7Sep

Wicemistrzowie „The Circle” opowiadają o swoich ostatecznych rankingach

instagram viewer

Seventeen wybiera produkty, które naszym zdaniem pokochasz najbardziej. Możemy zarabiać prowizję za linki na tej stronie.

*Poważny spoilery na sezon 1 Okrąg poniżej!*

Po trzech tygodniach nowych odcinków najnowsza seria konkursowa Netflixa, Okrąg, oficjalnie dobiegł końca. Podczas gdy przybyło 13 graczy i starali się przetrwać wpływy i blokowania, które tylko co kilka dni eksmitowały graczy 5 najlepszych zdołało dostać się do finału i mieć szansę na głosowanie, aby wygrać 100 000 dolarów nagroda.

Na końcu, to było Joey Sasso kto zabrał do domu? wielka wygrana. Ale gracze Shubham oraz Sammie nie były tak daleko w tyle na drugim i trzecim miejscu w końcowych rankingach. W ekskluzywnych wywiadach dla Siedemnaście, dwaj zdobywcy drugiego miejsca opowiadają o byciu częścią nowej gry io tym, jak zmieniły się ich relacje cyfrowe teraz, gdy są w prawdziwym świecie.

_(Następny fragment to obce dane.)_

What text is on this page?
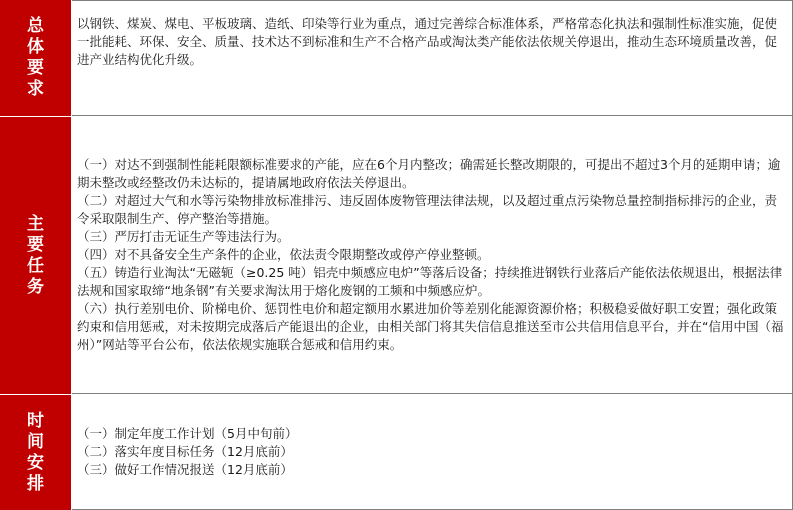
总体要求

以钢铁、煤炭、煤电、平板玻璃、造纸、印染等行业为重点，通过完善综合标准体系，严格常态化执法和强制性标准实施，促使一批能耗、环保、安全、质量、技术达不到标准和生产不合格产品或淘汰类产能依法依规关停退出，推动生态环境质量改善，促进产业结构优化升级。

主要任务

（一）对达不到强制性能耗限额标准要求的产能，应在6个月内整改；确需延长整改期限的，可提出不超过3个月的延期申请；逾期未整改或经整改仍未达标的，提请属地政府依法关停退出。

（二）对超过大气和水等污染物排放标准排污、违反固体废物管理法律法规，以及超过重点污染物总量控制指标排污的企业，责令采取限制生产、停产整治等措施。

（三）严厉打击无证生产等违法行为。

（四）对不具备安全生产条件的企业，依法责令限期整改或停产停业整顿。

（五）铸造行业淘汰“无磁轭（≥0.25 吨）铝壳中频感应电炉”等落后设备；持续推进钢铁行业落后产能依法依规退出，根据法律法规和国家取缔“地条钢”有关要求淘汰用于熔化废钢的工频和中频感应炉。

（六）执行差别电价、阶梯电价、惩罚性电价和超定额用水累进加价等差别化能源资源价格；积极稳妥做好职工安置；强化政策约束和信用惩戒，对未按期完成落后产能退出的企业，由相关部门将其失信信息推送至市公共信用信息平台，并在“信用中国（福州）”网站等平台公布，依法依规实施联合惩戒和信用约束。

时间安排

（一）制定年度工作计划（5月中旬前）

（二）落实年度目标任务（12月底前）

（三）做好工作情况报送（12月底前）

17: Co sprawiło, że się zapisałeś? Okrąg?

Shubham Goel: Zobaczyłem ulotkę i pomyślałem, że koncepcja tych wszystkich ludzi z różnych środowisk wchodzących w interakcję w mediach społecznościowych platforma i posiadanie własnych różnych historii i to, co próbowali udowodnić, było tak charakterystyczne dla świata, w którym żyjemy w. W ten sposób serial reprezentuje świat lepiej niż cokolwiek innego. Nie byłem fanem mediów społecznościowych, nazwałem to social Medusa, więc byłem naprawdę ciekawy, jak zrobi to ktoś z moim punktem widzenia. Myślałem, że to będzie takie ciekawe doświadczenie.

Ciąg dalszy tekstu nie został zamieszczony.